Trafigura Merging China Oil Operations in New Shanghai Trading Desk
Swiss commodities merchant Trafigura plans to merge its three-year-old crude oil marketing office in Qingdao, in east China's Shandong province, with an oil desk being set up in Shanghai, according to three sources with knowledge of the matter.
Trafigura earlier this year created a head oil trader position in its Shanghai office, which has long focused on metals, said the sources. Huang Shufu, from the company's Singapore-based oil team, was made the team leader, they said.
Trafigura declined to comment on the merging of the offices or on the appointment of Huang to head the Shanghai oil team. Reuters could not immediately reach Huang.
The trading company's only remaining marketing staff in Shandong province will join the Shanghai oil team next month, said one of the sources.
"The position in Shanghai is designed so that traders can have better communications between teams and share the resources of the long-established metals desk," said a second source, referring to the sharing of back-office support and financing.
As part of the restructuring of its China oil team, its China-focused senior crude oil trader in Singapore, Wang Zheng, left the company last week, said the three sources and two others with knowledge of the matter.

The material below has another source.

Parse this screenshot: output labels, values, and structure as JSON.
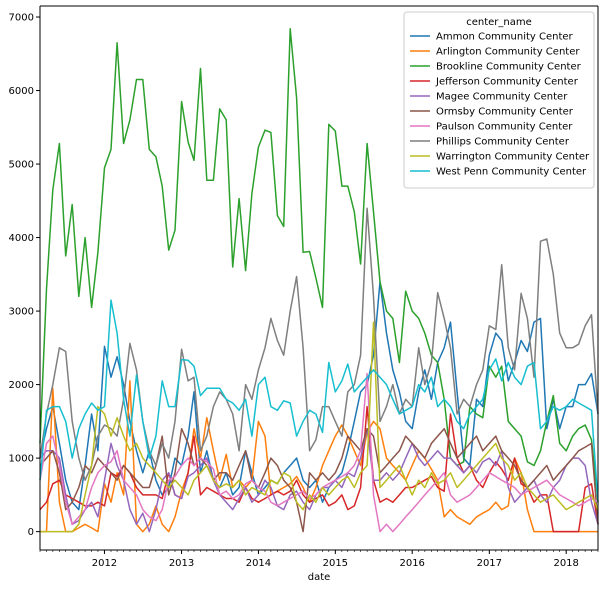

Wang, previously a crude oil trading manager at Chinese state trader Unipec - a unit of Sinopec - and then with Azerbaijan state oil company SOCAR in London, joined Trafigura in Singapore in 2018 to focus on China's crude market.
Trafigura said it does not comment on hirings or departures for its trading teams. Wang also declined to comment.
The Qingdao office, set up in January 2017 after Trafigura closed its Beijing oil operation, was created to strengthen client relations with independent refineries in Shandong province. The independent refiners there, given the right to import crude oil since late 2015, now make up roughly a fifth of China's total crude purchases.
Trafigura has since then become one of the largest international suppliers to China's independent refineries, often called "teapots".